If this sounds familiar, it's the same argument made in PRC resentencings, with a slight twist. The Supreme Court held in State v. Bezak that failure to properly impose PRC at sentencing rendered the judgment void. In several appeals after that, defendants made the argument that if the judgment was void, then any appeal taken from that judgment was void as well. So if the defendant gets convicted in 2000, his conviction is affirmed on appeal in 2001, and in 2008 somebody discovers that the judge didn't properly impose PRC, everything becomes void. And the defendant, after he's resentenced, can appeal from his original conviction, and whatever the appellate court did in his original appeal doesn't count. There's no law of the case, there's no precedent, there's no res judicata; since the appellate court lacked jurisdiction, it's as though the appeal never happened.
There's a case pending in the Ohio Supreme Court, State v. Fischer, on that very issue, and I wrote about it after the oral argument on a few months ago. The lower court, the 9th District, decided in Fischer that the defendant was bound by his earlier appeal. But that's a PRC appeal. In State ex rel. Culgan v. Medina Cty. Common Pleas Court, the Supreme Court held that a defendant was entitled to writs compelling a judge to give him a Baker-compliant sentencing entry, and said,
"[I]f Culgan is correct that appellees' sentencing entry violated Crim.R. 32(C), which would render the entry nonappealable, his claims for writs of mandamus and procedendo would have merit
The 9th District took a look at the emphasized language in and concluded State v. Harmon that an appeal from a judgment entry that didn't comply with Baker was a nullity. (Culghan also rejected the view that Baker was to be applied only prospectively; Culghan's sentencing predated Baker.) The 5th District reluctantly agrees in Griffin, and takes another look at whether Griffin was entitled to a three-judge panel. A decade after Griffin's first appeal, the Supreme Court held that a three-judge panel was necessary in a capital case even where the state agreed not to pursue the death penalty, and that entitles Griffin to a reversal of her conviction.

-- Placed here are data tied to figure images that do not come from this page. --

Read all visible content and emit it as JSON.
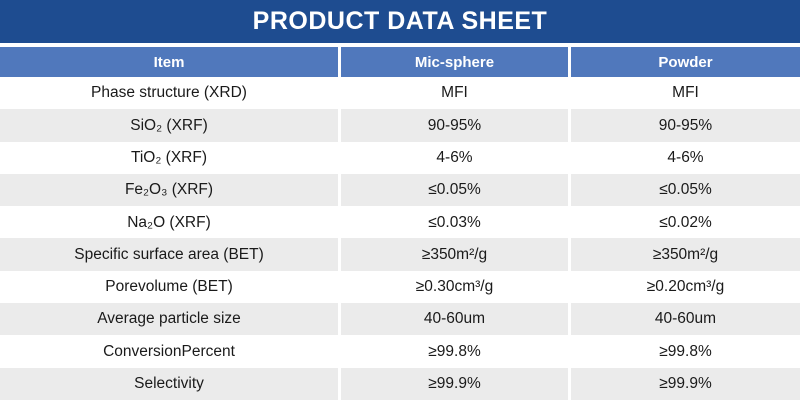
{
  "title": "PRODUCT DATA SHEET",
  "colors": {
    "title_bar": "#1e4c90",
    "header_row": "#5078bc",
    "shaded_row": "#ebebeb",
    "body_text": "#1a1a1a",
    "header_text": "#ffffff"
  },
  "table": {
    "headers": [
      "Item",
      "Mic-sphere",
      "Powder"
    ],
    "rows": [
      {
        "item": "Phase structure (XRD)",
        "mic_sphere": "MFI",
        "powder": "MFI"
      },
      {
        "item": "SiO₂ (XRF)",
        "mic_sphere": "90-95%",
        "powder": "90-95%"
      },
      {
        "item": "TiO₂ (XRF)",
        "mic_sphere": "4-6%",
        "powder": "4-6%"
      },
      {
        "item": "Fe₂O₃ (XRF)",
        "mic_sphere": "≤0.05%",
        "powder": "≤0.05%"
      },
      {
        "item": "Na₂O (XRF)",
        "mic_sphere": "≤0.03%",
        "powder": "≤0.02%"
      },
      {
        "item": "Specific surface area (BET)",
        "mic_sphere": "≥350m²/g",
        "powder": "≥350m²/g"
      },
      {
        "item": "Porevolume (BET)",
        "mic_sphere": "≥0.30cm³/g",
        "powder": "≥0.20cm³/g"
      },
      {
        "item": "Average particle size",
        "mic_sphere": "40-60um",
        "powder": "40-60um"
      },
      {
        "item": "ConversionPercent",
        "mic_sphere": "≥99.8%",
        "powder": "≥99.8%"
      },
      {
        "item": "Selectivity",
        "mic_sphere": "≥99.9%",
        "powder": "≥99.9%"
      }
    ]
  }
}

This brings the problem of finality posed by Baker and Bezak front and center: think there's going to be a problem retrying Griffin twenty years later? How many other inmates and attorneys are checking sentencing entries for Baker compliance? And there's not just the problem of reassembling witnesses and evidence years later. As I said in my post on Fischer, there have been a lot of changes in the legal landscape in the past decade. What if an inmate's conviction in 2002 was based on hearsay testimony that met the standards of Roberts v. Ohio, but would now be testimonial under Crawford v. Washington? What if his conviction was based on a search that was valid under Belton v. New York, but not under Arizona v. Gant? A screwed-up sentencing entry can reopen those issues.
The dissent in Griffin concludes with this observation:
As does the majority and many of my brethren on appellate courts throughout the State, I anxiously await the Ohio Supreme Court's guidance in the Fischer case.
I'll bet. And you can throw in prosecutors and defense attorneys, too.